Des chercheurs plus pragmatiques, trouvent que cet argumentaire d’une intelligence artificielle pouvant surpasser l’homme et ne devant pas être mise entre les mains du dernier quidam n’est pas tenable. Pour eux, l’intelligence artificielle générale est un fantasme de tech bros, qui alimente la hype autour de l’IA et sert surtout à vendre des services. C’est notamment l’idée défendue par Emily Bender et Timnit Gebru. Ces deux chercheuses sont autrices d’un article souvent cité dans le milieu, et qui a causé le renvoi de Timnit Gebru de Google où elle exerçait en tant que chercheuse spécialiste de l’éthique de l’IA. Elles y comparent les modèles comme GPT à des perroquets stochastiques, des machines statistiques uniquement capables de pasticher le langage des humains. Mais elles alertent aussi sur les dangers de ces modèles.
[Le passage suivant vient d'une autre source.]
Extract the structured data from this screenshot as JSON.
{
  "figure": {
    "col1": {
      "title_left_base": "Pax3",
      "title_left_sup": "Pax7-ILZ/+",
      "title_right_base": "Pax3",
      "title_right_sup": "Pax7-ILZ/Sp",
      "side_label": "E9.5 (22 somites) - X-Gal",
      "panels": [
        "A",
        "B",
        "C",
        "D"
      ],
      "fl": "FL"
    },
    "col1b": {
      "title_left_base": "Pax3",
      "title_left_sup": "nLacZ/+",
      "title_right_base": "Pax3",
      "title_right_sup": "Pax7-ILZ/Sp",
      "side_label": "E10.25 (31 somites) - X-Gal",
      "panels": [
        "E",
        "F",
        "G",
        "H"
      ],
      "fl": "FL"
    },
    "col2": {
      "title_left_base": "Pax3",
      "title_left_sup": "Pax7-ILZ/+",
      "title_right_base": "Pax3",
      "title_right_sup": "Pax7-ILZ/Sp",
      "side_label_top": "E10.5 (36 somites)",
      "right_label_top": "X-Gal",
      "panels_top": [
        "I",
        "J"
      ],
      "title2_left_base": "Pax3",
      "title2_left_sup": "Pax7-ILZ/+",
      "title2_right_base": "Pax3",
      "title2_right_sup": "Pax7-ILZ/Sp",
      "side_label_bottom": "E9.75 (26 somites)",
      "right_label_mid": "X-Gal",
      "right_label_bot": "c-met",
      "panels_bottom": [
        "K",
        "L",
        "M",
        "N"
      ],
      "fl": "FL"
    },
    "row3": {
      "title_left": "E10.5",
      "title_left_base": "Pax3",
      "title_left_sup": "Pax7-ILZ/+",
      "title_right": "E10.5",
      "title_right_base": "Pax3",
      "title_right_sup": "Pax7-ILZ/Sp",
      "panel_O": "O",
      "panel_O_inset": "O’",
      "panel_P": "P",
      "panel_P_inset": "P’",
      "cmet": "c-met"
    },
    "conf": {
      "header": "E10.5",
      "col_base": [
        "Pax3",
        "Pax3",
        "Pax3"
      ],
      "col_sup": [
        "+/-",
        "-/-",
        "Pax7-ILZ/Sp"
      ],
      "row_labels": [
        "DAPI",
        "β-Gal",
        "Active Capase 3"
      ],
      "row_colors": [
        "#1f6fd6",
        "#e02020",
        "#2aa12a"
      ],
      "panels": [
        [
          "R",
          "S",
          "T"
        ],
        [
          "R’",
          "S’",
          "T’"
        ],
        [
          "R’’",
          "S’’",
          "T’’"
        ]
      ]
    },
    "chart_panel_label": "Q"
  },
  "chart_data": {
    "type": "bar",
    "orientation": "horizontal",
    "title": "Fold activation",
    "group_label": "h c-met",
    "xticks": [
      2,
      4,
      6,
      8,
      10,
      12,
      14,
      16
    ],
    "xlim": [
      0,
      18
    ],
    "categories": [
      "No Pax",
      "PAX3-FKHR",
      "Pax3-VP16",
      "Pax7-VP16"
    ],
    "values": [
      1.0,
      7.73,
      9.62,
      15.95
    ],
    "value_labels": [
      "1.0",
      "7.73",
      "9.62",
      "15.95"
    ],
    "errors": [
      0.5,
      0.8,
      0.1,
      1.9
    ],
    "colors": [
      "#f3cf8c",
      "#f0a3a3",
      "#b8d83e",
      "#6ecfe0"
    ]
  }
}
Pas parce qu’ils sont trop puissants, mais parce qu’ils s’appuient sur des bases de données forcément biaisées. 

Dans un récent thread, Emily Bender énumère les risques de ces modèles : la concentration des pouvoirs dans les mains de quelques personnes, la reproduction de systèmes d’oppression, des conséquences néfastes pour notre système d’information, et sur la planète (à cause d’une utilisation abusive des sources d’énergie).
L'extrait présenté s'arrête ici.